A good gutter system is a homeowner’s number one defense against siding rot, foundation damage, and warped window frames. When inclement weather causes damage to the gutters, they become incapable of collecting water from the roof and guiding it away from your home’s exterior. A gutter system becomes even more vulnerable during the winter months as fluctuating temperatures cause water to freeze/thaw, and winds begin to buffet gutter troughs and the fascia that supports them. But it’s not just the elements that contribute to the problem. Here are some tips on how to prevent gutter damage.
Regular Gutter Maintenance
The best way to prevent gutter damage is to keep them in good shape. Regular gutter maintenance includes:
- clearing out debris from gutter troughs
- cleaning gutter trough surfaces, both inside and out to remove environmental pollutants
- doing minor repairs such as re-caulking worn seams to prevent the formation of rust on aluminum gutters
- inspecting the gutter system after seasonal storms for loose hardware, missing gutter sections, and shifted downspouts and/or downspout extenders
Eliminate Bad Maintenance Habits
Attacking the dirty job of cleaning the gutters with a power washer or scrubbing the gutter trough with a stiff bristle brush makes sense if you want to clean the gutters in as short a time as possible. To prevent gutter damage when maintaining the gutter system, here are some maintenance habits to avoid:
- Don’t use gutter cleaning tools that will scratch the surface of metal gutters – use plastic scoops and soft bristle brushes.
- Since aluminum gutters can be dented with a minimum of pressure, don’t lean ladders directly against the gutters.
- Don’t use harsh chemicals – they can harm the finish of the gutter system.
- A pressure washer can push water in behind gutters where it might not dry out, allowing rot, mold or mildew to form – use a garden hose with a spray nozzle instead.

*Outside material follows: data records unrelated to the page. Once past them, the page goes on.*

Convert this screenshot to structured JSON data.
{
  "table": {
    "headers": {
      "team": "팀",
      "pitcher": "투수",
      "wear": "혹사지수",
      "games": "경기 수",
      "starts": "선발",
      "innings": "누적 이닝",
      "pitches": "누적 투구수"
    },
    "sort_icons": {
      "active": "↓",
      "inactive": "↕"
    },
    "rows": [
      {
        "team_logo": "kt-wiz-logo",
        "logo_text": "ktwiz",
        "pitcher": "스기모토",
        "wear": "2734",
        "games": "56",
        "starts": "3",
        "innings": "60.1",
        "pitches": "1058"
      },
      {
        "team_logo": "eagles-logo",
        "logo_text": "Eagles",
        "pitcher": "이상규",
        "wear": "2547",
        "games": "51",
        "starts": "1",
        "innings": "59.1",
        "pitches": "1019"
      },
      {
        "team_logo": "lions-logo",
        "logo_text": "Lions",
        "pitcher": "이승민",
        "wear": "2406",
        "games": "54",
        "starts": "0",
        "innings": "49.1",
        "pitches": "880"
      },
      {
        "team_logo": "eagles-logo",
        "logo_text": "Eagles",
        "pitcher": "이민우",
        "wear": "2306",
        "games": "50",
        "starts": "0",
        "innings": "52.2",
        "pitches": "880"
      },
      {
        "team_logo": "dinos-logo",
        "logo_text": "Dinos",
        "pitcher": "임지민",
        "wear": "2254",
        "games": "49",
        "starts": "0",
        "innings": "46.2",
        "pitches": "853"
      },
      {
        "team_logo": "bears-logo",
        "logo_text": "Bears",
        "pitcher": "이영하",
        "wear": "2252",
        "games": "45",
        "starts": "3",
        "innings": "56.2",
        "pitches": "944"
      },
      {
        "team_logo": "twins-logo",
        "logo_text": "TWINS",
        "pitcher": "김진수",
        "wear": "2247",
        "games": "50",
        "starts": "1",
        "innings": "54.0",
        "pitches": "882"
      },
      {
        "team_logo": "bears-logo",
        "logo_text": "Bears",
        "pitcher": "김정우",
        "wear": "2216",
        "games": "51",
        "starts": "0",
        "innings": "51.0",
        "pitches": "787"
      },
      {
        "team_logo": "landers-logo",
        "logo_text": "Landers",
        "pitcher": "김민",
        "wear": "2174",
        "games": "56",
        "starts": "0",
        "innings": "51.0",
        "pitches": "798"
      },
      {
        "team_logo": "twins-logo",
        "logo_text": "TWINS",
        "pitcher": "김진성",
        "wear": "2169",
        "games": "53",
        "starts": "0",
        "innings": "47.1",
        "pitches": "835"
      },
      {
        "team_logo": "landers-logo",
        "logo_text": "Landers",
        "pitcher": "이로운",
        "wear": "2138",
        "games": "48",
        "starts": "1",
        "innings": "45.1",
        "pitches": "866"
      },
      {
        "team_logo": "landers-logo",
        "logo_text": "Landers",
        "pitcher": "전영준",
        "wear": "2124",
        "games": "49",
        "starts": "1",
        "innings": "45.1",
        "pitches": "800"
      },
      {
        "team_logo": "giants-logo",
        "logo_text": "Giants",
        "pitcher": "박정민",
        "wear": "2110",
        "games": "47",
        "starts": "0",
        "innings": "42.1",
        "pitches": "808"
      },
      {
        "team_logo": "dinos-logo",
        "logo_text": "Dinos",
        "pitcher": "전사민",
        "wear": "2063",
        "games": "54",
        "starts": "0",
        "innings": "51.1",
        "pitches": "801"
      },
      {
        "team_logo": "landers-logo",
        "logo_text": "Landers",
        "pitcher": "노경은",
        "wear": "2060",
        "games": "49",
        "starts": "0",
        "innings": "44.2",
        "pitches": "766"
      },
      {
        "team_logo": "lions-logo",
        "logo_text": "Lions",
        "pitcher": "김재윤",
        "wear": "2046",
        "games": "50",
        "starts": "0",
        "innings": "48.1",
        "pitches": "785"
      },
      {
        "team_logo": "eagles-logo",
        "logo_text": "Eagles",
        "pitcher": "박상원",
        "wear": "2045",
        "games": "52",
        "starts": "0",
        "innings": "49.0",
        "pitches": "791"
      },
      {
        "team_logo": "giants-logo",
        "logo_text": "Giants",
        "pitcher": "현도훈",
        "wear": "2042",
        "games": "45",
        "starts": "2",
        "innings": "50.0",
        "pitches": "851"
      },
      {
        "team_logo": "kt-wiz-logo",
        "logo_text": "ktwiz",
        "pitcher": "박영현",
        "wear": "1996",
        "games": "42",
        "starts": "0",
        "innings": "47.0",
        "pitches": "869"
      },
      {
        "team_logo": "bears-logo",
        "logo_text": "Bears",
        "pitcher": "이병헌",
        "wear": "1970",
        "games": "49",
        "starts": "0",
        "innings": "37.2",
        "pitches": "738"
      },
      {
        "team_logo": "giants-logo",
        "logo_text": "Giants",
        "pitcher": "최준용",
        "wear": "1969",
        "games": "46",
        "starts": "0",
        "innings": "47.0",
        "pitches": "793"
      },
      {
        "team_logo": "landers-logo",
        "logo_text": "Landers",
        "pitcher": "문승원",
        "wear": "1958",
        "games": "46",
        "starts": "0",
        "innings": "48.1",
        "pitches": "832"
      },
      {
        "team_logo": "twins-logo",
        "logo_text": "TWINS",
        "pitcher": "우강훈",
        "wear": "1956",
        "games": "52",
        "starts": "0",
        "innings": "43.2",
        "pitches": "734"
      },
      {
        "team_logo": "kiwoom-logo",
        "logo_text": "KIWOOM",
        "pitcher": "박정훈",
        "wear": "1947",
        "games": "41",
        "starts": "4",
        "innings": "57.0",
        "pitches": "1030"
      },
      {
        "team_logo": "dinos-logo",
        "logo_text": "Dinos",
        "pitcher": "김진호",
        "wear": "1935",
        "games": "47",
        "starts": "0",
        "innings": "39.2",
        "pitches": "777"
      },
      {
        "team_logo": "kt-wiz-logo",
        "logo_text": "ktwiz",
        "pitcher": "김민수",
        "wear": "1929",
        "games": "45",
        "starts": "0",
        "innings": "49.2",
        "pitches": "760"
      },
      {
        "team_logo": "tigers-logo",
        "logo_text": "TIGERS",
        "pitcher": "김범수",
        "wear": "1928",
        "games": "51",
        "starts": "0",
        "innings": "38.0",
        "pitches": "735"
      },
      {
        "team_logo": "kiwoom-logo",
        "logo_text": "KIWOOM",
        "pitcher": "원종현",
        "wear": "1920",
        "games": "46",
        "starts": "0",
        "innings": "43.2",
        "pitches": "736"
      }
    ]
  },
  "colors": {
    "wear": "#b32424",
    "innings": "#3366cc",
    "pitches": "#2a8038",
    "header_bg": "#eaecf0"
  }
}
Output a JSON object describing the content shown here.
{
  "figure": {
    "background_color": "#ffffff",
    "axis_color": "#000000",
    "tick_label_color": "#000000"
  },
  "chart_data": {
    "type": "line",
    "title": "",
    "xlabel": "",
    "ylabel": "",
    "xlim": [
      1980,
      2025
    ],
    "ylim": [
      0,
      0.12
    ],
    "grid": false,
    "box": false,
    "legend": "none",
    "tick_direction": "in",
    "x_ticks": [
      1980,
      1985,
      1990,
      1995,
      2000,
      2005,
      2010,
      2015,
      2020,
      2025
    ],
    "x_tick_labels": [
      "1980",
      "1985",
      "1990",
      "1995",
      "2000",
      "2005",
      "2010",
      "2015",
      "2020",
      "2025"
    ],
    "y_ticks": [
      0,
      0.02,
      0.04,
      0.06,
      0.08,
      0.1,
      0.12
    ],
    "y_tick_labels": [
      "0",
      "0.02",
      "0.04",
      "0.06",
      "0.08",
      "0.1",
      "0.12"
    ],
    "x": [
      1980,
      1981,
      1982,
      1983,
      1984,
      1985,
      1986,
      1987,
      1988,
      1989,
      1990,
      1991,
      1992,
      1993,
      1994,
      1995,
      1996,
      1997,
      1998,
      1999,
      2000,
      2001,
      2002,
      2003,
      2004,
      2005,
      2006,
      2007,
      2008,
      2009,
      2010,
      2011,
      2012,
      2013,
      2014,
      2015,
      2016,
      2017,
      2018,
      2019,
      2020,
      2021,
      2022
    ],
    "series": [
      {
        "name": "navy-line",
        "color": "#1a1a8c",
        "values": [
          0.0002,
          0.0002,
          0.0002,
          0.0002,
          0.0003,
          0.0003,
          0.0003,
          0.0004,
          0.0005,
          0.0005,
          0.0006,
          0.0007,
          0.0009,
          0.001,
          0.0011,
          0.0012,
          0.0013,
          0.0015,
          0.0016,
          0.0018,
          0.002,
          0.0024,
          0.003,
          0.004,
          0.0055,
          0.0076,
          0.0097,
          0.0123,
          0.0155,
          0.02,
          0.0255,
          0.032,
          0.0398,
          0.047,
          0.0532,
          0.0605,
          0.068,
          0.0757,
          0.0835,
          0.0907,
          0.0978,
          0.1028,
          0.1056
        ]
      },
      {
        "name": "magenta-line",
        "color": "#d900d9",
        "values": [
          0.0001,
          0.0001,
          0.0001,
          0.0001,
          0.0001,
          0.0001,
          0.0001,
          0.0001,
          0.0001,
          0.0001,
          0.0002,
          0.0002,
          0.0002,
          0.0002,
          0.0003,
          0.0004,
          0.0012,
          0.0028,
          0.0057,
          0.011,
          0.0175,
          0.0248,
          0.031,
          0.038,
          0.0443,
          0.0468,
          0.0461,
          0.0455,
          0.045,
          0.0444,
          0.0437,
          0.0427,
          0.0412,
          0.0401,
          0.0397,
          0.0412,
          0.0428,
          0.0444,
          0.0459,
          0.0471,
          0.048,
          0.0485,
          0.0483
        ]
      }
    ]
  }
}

Commercial Grade Gutter Materials
Whether your gutter system is made of aluminum, copper or vinyl, the thickness of the gutter material is a contributing factor to the gutters’ durability and strength. Aluminum gutters, for example, are easily dented by hail, heavy rain, and miscellaneous items such as baseballs and toys. Several small dents over time might not negatively affect your gutters. However, large dents can impede how efficiently water flows through the gutter channel, encouraging debris to build up. Gutters made from higher gauge metals will help prevent damage caused by impact.